I love the "big C" Church. I believe it is the vehicle Christ uses to bring his love to the masses, one person at a time. I believe it is supposed to be the safest place on earth, the place we can go to heal. But I believe we can do better on an issue very close to my heart, and that is how we sometimes treat women who are in abusive or addiction-fraught marriages. We not only can do better; we must do better.

My overall experience with my church (walking me through my difficult marriage, slicing-open reconciliation attempt, and painful separation and divorce) was positive - as positive as something like this could be. But now that I moderate two private Facebook communities with almost two hundred women combined, I am hearing more stories of how churches have handled these grey, and often messy, chaotic situations. Some good (we’ll hit on that next time) and some not so good.

Let me first admit that I am only hearing one side of the story. But in a group of strangers, there really is no point in doing anything but being truthful to the best of our abilities, and that’s what I believe I’ve been privy to.

I share these things not to bash the Church. Not for one moment. I share only to highlight the voiceless. My hope for sharing all this is that if you are a pastor, or an elder, or a deacon, or on a church staff, or a small group coach or a small group leader, or simply a friend, and you are walking a woman through a painful marriage with either abuse or addiction issues rattling the cages, that you would read this, and strain to hear what she may wish she could say to you but doesn’t have the words for. That you would see her through new eyes. That you would not necessarily assume what works for some will work for all; in this world there are good marriages, there are hard marriages... and then there are marriages with abuse and addiction in them, and they are in a league of their own. My personal experience, my research, and listening for six months to the stories of these two hundred women tell me that what works for a couple whose marriage is hard will not always work for a couple where abuse and addiction take center stage.
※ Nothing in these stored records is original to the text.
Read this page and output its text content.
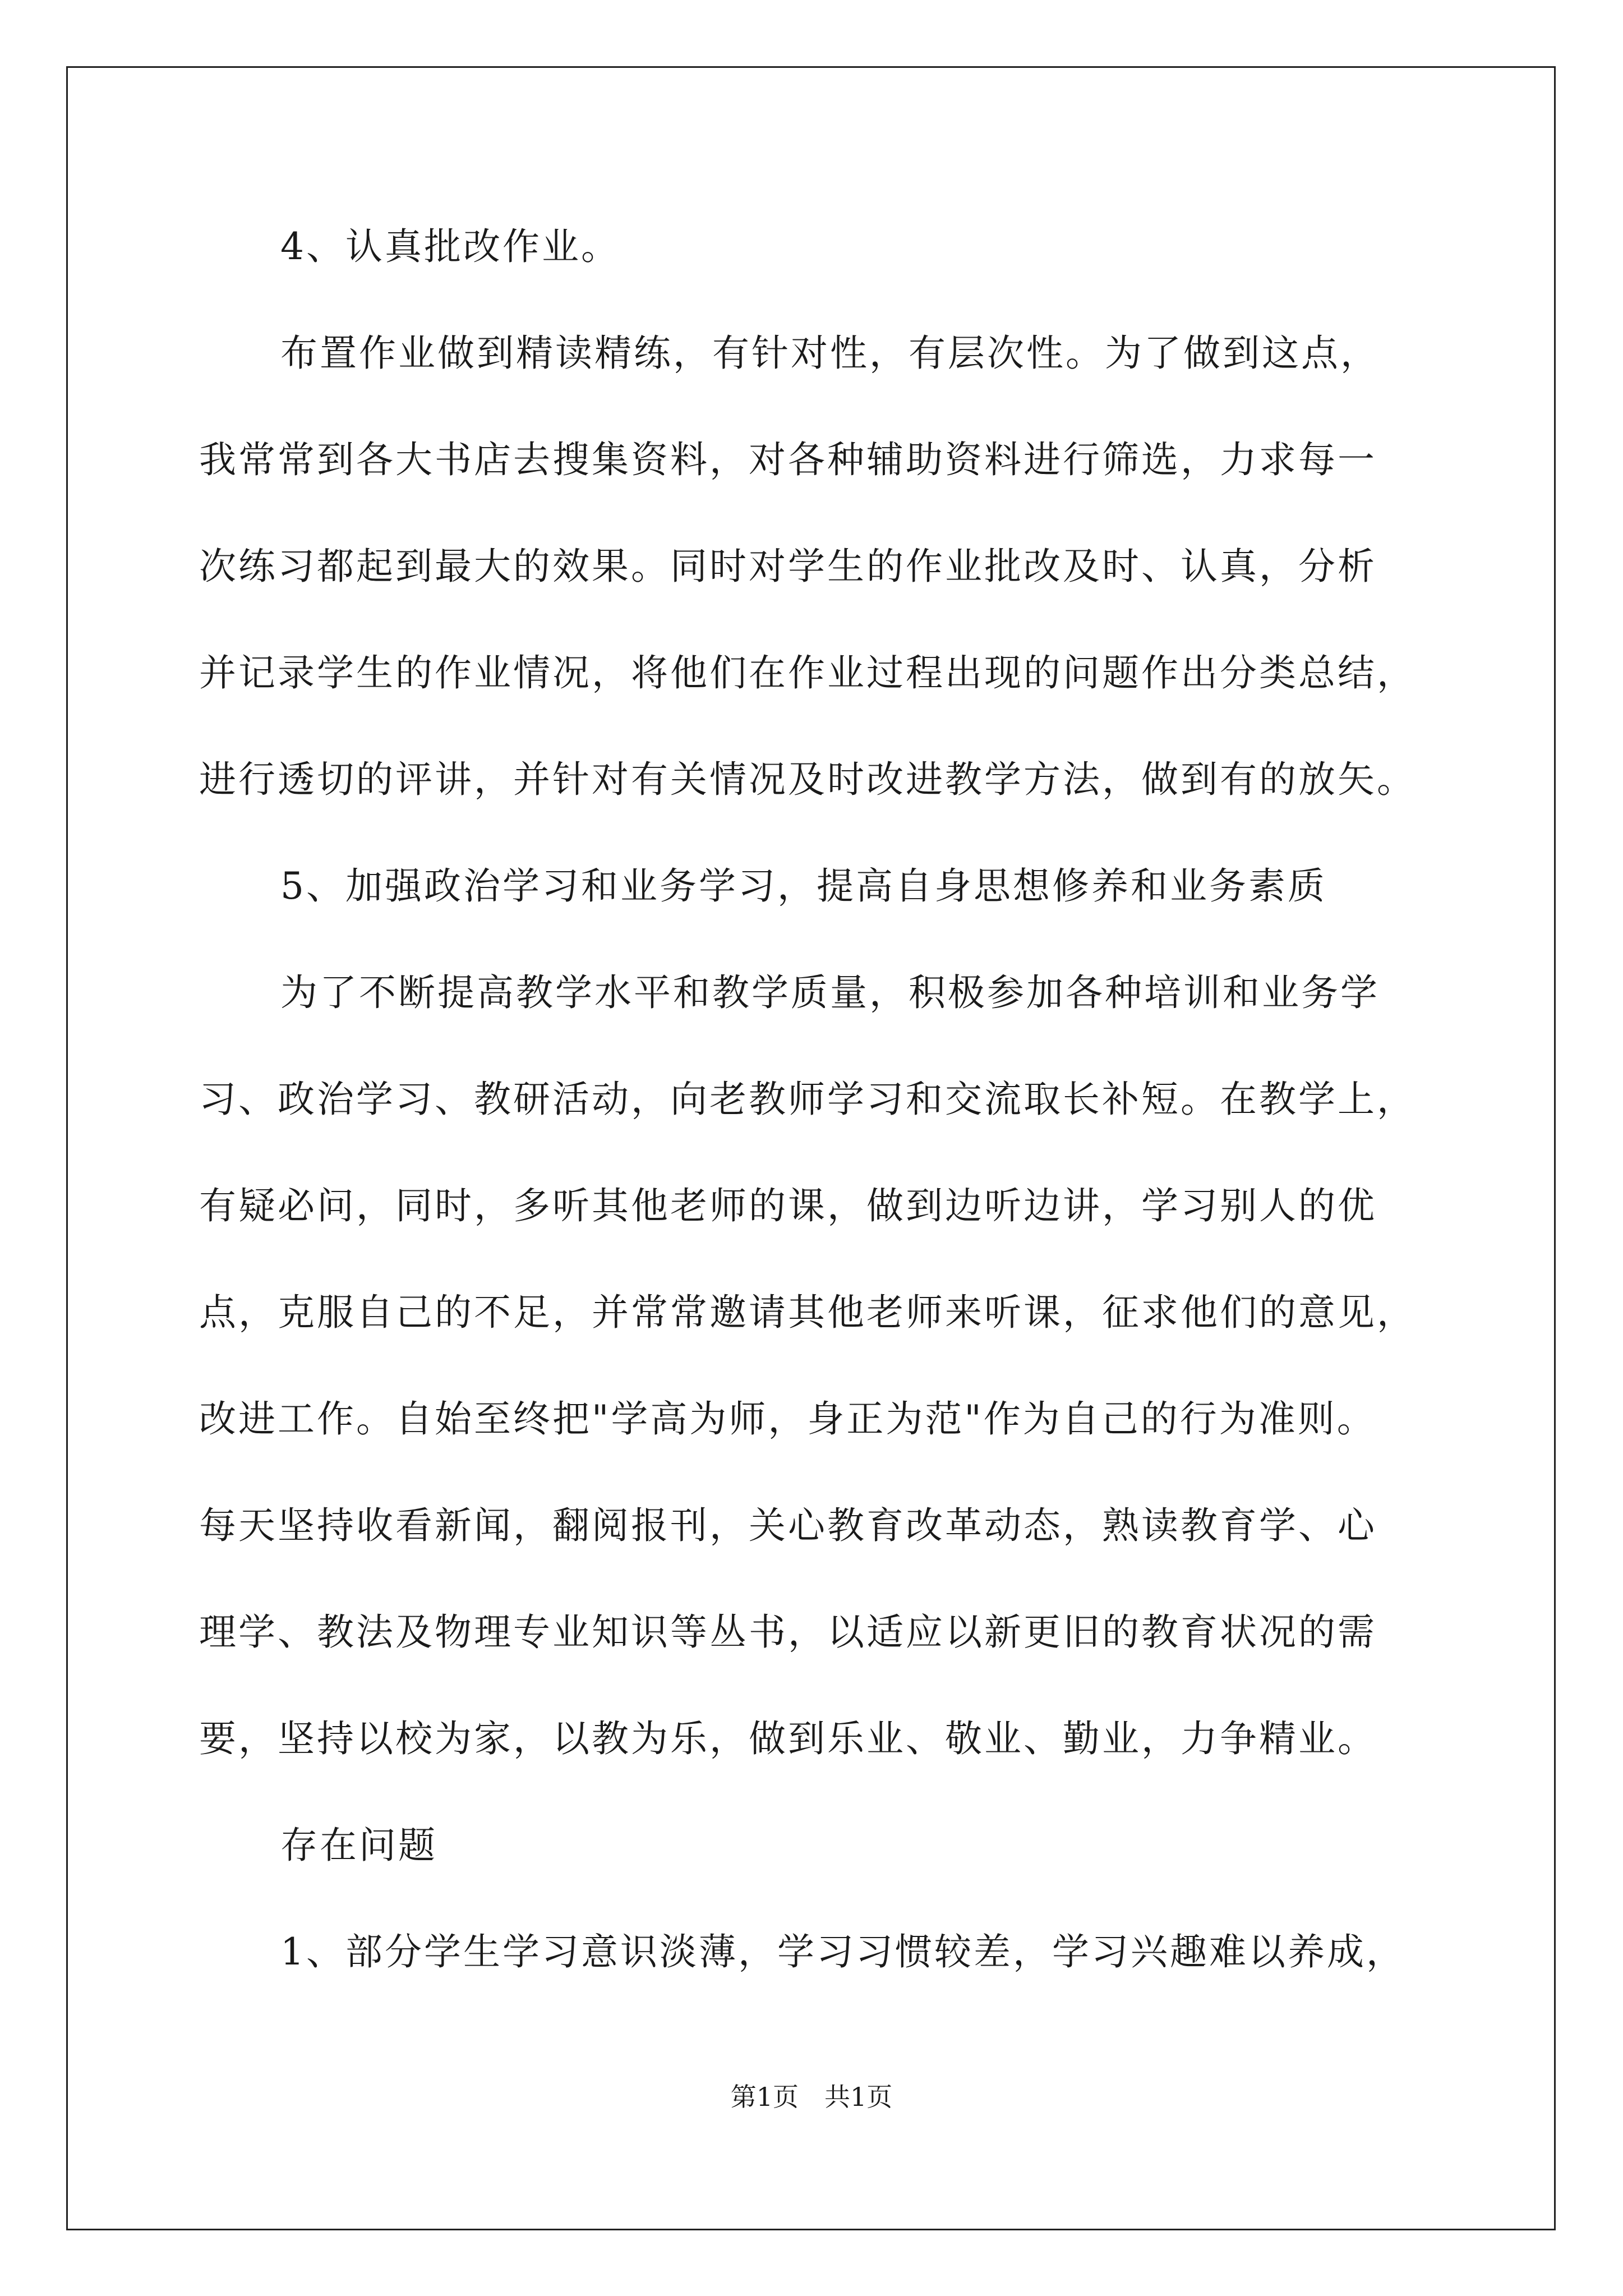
4、认真批改作业。
布置作业做到精读精练，有针对性，有层次性。为了做到这点，
我常常到各大书店去搜集资料，对各种辅助资料进行筛选，力求每一
次练习都起到最大的效果。同时对学生的作业批改及时、认真，分析
并记录学生的作业情况，将他们在作业过程出现的问题作出分类总结，
进行透切的评讲，并针对有关情况及时改进教学方法，做到有的放矢。
5、加强政治学习和业务学习，提高自身思想修养和业务素质
为了不断提高教学水平和教学质量，积极参加各种培训和业务学
习、政治学习、教研活动，向老教师学习和交流取长补短。在教学上，
有疑必问，同时，多听其他老师的课，做到边听边讲，学习别人的优
点，克服自己的不足，并常常邀请其他老师来听课，征求他们的意见，
改进工作。自始至终把"学高为师，身正为范"作为自己的行为准则。
每天坚持收看新闻，翻阅报刊，关心教育改革动态，熟读教育学、心
理学、教法及物理专业知识等丛书，以适应以新更旧的教育状况的需
要，坚持以校为家，以教为乐，做到乐业、敬业、勤业，力争精业。
存在问题
1、部分学生学习意识淡薄，学习习惯较差，学习兴趣难以养成，
第1页　共1页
So, picture with me a hurting woman. She may be flourishing on the outside, with a good job, great kids, her house in order, always put together, and she’s serving away. And she comes to you to talk about her marriage, which surprises you because you thought things were just fine. She tells you that her husband calls her names, won’t let her use the checkbook, looks at pornography on a regular basis, and comes home several nights a week drunk. All the while he attends church every Sunday, goes to a men’s Bible study, and serves on the ushering team. She is ashamed. She is desperate. She prays for him. She begs him to get into a couples’ group and to go to counseling. She doesn’t know what else to do. You are her last resort. 

Here are some things that the sweet women in my dear Facebook communities have shared with me that have been said to them when they sought out Christian help. (In a few of the examples, I’ll follow up with how it made them feel to hear the advice.)

From a pastor’s wife: “If you had more faith and weren't wavering in your emotions, God would change and heal this marriage.”

(“It made me feel like I was the one at fault and {my husband} had no responsibility for his actions and drug addiction.”)

“Love him to life. No matter what he does or how he treats you, you should just love on him and eventually he will come around.”

(“Yeah, that has worked the last twenty years.”)

A mentor: “You are doing all this counseling on your own but your marriage is still the same. Doesn’t that tell you something?”